Devlet Bahçeli, partisinin Meclis’teki ilk grup toplantısında konuştu. Başkanlık seçimini müteakiben öncelikle çözülmesi gereken konunun, yeni hükümetin kurulma işlemi olduğunu söyleyen Devlet Bahçeli, hiçbir şekilde koalisyonda yer almayacaklarını “koalisyon hükümetinin kimler arasında kurulması gerektiği bize göre berraktır.” sözleriyle ilan etti. Bahçeli, “Eğer ki, tüm alternatifler tüketilir ve siyasi istikrarsızlık baş gösterirse, Türkiye’yi Allah’ın izniyle namerde muhtaç etmeyiz, sorumluluktan kaçmayız.” diye ekledi.

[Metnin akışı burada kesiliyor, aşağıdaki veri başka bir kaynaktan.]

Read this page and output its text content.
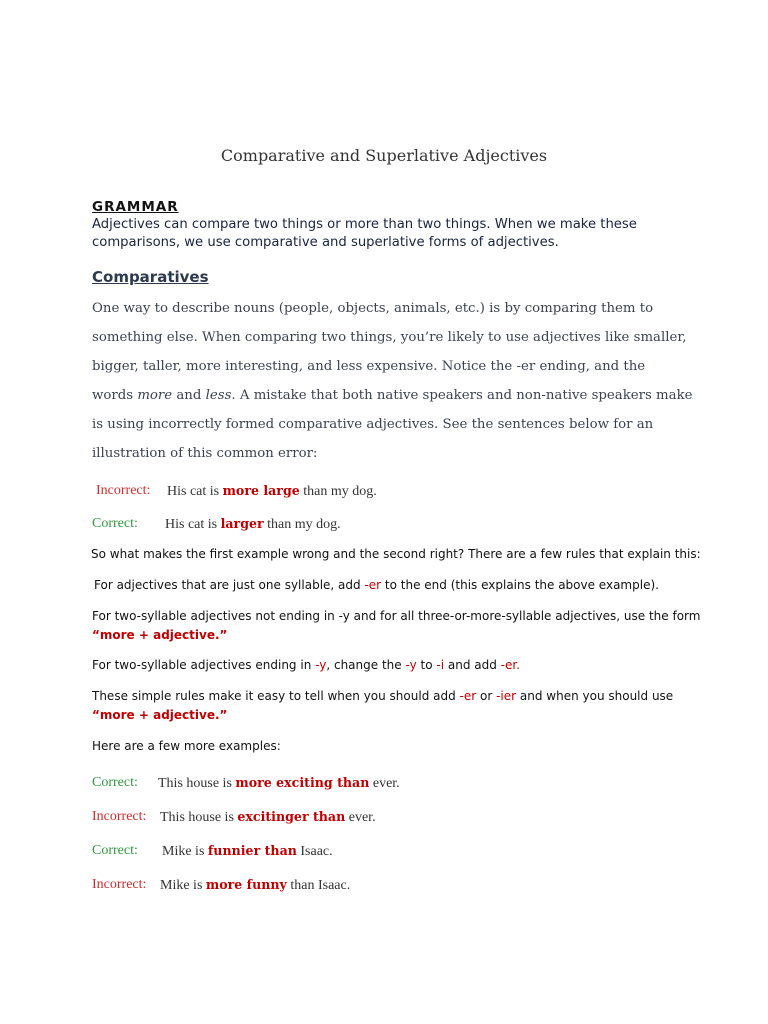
Comparative and Superlative Adjectives
GRAMMAR
Adjectives can compare two things or more than two things. When we make these
comparisons, we use comparative and superlative forms of adjectives.
Comparatives
One way to describe nouns (people, objects, animals, etc.) is by comparing them to
something else. When comparing two things, you’re likely to use adjectives like smaller,
bigger, taller, more interesting, and less expensive. Notice the -er ending, and the
words more and less. A mistake that both native speakers and non-native speakers make
is using incorrectly formed comparative adjectives. See the sentences below for an
illustration of this common error:
Incorrect: His cat is more large than my dog.
Correct: His cat is larger than my dog.
So what makes the first example wrong and the second right? There are a few rules that explain this:
For adjectives that are just one syllable, add -er to the end (this explains the above example).
For two-syllable adjectives not ending in -y and for all three-or-more-syllable adjectives, use the form
“more + adjective.”
For two-syllable adjectives ending in -y, change the -y to -i and add -er.
These simple rules make it easy to tell when you should add -er or -ier and when you should use
“more + adjective.”
Here are a few more examples:
Correct: This house is more exciting than ever.
Incorrect: This house is excitinger than ever.
Correct: Mike is funnier than Isaac.
Incorrect: Mike is more funny than Isaac.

Ancak bunun için üç haftadır dile getirdikleri ilkelerin kabulünün bir ön şart olduğunu vurgulayan Bahçeli, bunlardan geri adım atmalarının mümkün olmadığını kaydetti.

KOALİSYON İÇİN 3 TEMEL ŞART: ÇÖZÜM SÜRECİ, YOLSUZLUK VE ERDOĞAN

Bahçeli, üç temel şartını ise çözüm sürecinin askıya alınması, 17-25 Aralık Rüşvet ve Yolsuzluk karanlığının üzerine tavizsiz şekilde gidilmesi ve Cumhurbaşkanı Erdoğan’ın kesinlikle Anayasal sınırlarına çekilmesi olarak açıkladı. Bahçeli, “İlk olarak süreç ihaneti tamamen askıya alınmalıdır. Çözülme süreci kapsamında bizim hükümet ortağı olmamız bir defa kendimizi inkardır.” dedi.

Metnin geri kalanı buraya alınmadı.